I like to think of this recipe as a unique blend of Indian and Mexican flavors: there are a number of traditional Indian spices here, but an equal-credit star is the smoky-hot chipotle chili in adobo sauce.
Gotta go now, but not before I share the recipe. Enjoy your Friday, all! I think it’s the best day of the week, don’t you?
Avocado Shami Kababs
- 1 perfectly ripe avocado , mashed
- 1/2 cup chana dal (bengal gram dal)
- 1 bay leaf
- 3 cloves
- 2 green cardamom pods
- A 1-inch piece of cinnamon
- Salt to taste
- 1 chipotle chili pepper with 1 tbsp of the adobo sauce they are packed in (adjust up or down based on your spicy-hot taste)

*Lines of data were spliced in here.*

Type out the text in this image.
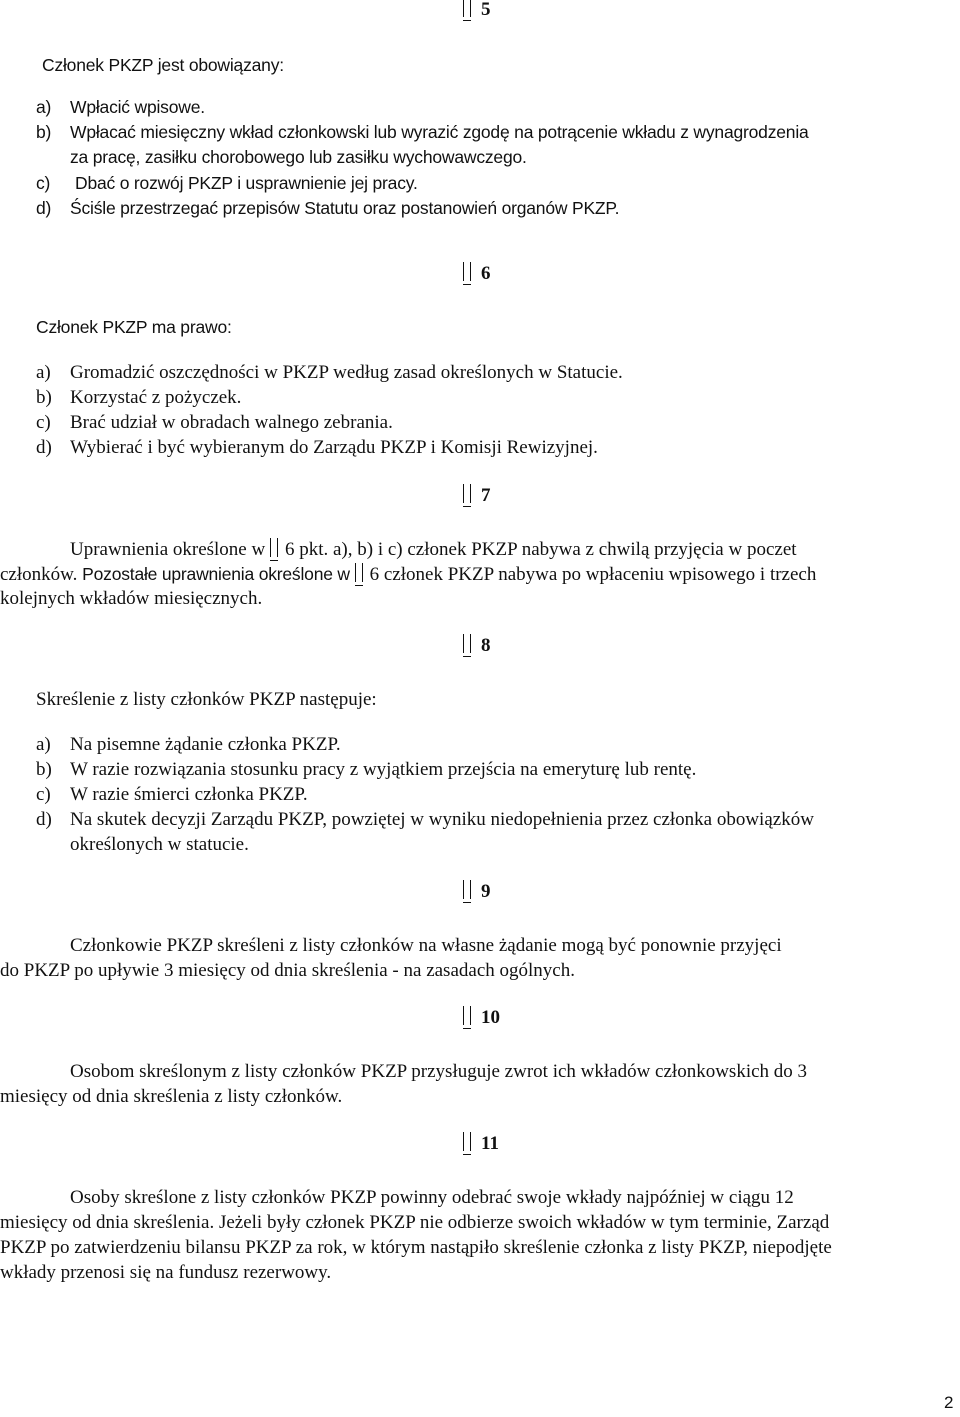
5
Członek PKZP jest obowiązany:
a) Wpłacić wpisowe.
b) Wpłacać miesięczny wkład członkowski lub wyrazić zgodę na potrącenie wkładu z wynagrodzenia
za pracę, zasiłku chorobowego lub zasiłku wychowawczego.
c) Dbać o rozwój PKZP i usprawnienie jej pracy.
d) Ściśle przestrzegać przepisów Statutu oraz postanowień organów PKZP.
6
Członek PKZP ma prawo:
a) Gromadzić oszczędności w PKZP według zasad określonych w Statucie.
b) Korzystać z pożyczek.
c) Brać udział w obradach walnego zebrania.
d) Wybierać i być wybieranym do Zarządu PKZP i Komisji Rewizyjnej.
7
Uprawnienia określone w 6 pkt. a), b) i c) członek PKZP nabywa z chwilą przyjęcia w poczet
członków. Pozostałe uprawnienia określone w 6 członek PKZP nabywa po wpłaceniu wpisowego i trzech
kolejnych wkładów miesięcznych.
8
Skreślenie z listy członków PKZP następuje:
a) Na pisemne żądanie członka PKZP.
b) W razie rozwiązania stosunku pracy z wyjątkiem przejścia na emeryturę lub rentę.
c) W razie śmierci członka PKZP.
d) Na skutek decyzji Zarządu PKZP, powziętej w wyniku niedopełnienia przez członka obowiązków
określonych w statucie.
9
Członkowie PKZP skreśleni z listy członków na własne żądanie mogą być ponownie przyjęci
do PKZP po upływie 3 miesięcy od dnia skreślenia - na zasadach ogólnych.
10
Osobom skreślonym z listy członków PKZP przysługuje zwrot ich wkładów członkowskich do 3
miesięcy od dnia skreślenia z listy członków.
11
Osoby skreślone z listy członków PKZP powinny odebrać swoje wkłady najpóźniej w ciągu 12
miesięcy od dnia skreślenia. Jeżeli były członek PKZP nie odbierze swoich wkładów w tym terminie, Zarząd
PKZP po zatwierdzeniu bilansu PKZP za rok, w którym nastąpiło skreślenie członka z listy PKZP, niepodjęte
wkłady przenosi się na fundusz rezerwowy.
2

- 1 tsp ground coriander powder
- 1/4 cup green coriander leaves
- 2 tbsp chickpea or garbanzo bean flour (besan)
- 1 tbsp cornflour
- Salt to taste
- Oil for spraying the griddle
- Place the chana dal, bay leaf, cloves, cardamom and cinnamon in a saucepan and cover with water. Bring it to a boil and then lower the heat and allow it to simmer about 40 minutes or until almost tender. Turn off the heat and drain.
- Place the chana dal in a food processor and process until you have a pretty fine powder. Add the avocado and process together until everything comes together.
- Remove the mixture to a bowl and add the coriander powder, chopped chipotle chili and sauce, cornflour and chickpea flour. Mix thoroughly. You should have a mixture that holds together. If it is still too soft, you can add more chickpea flour.
- Shape the mixture into tiny patties, about 3/4 of an inch in diameter.
- Spray oil on a cast-iron or non-stick griddle and heat.
- Place the kabobs one at a time, with a little distance between each, on the griddle.
- Cook over medium-high heat about a minute on each side or until golden-brown. Everything is already cooked, so you don't need to cook this-- all you want is that crisp crust.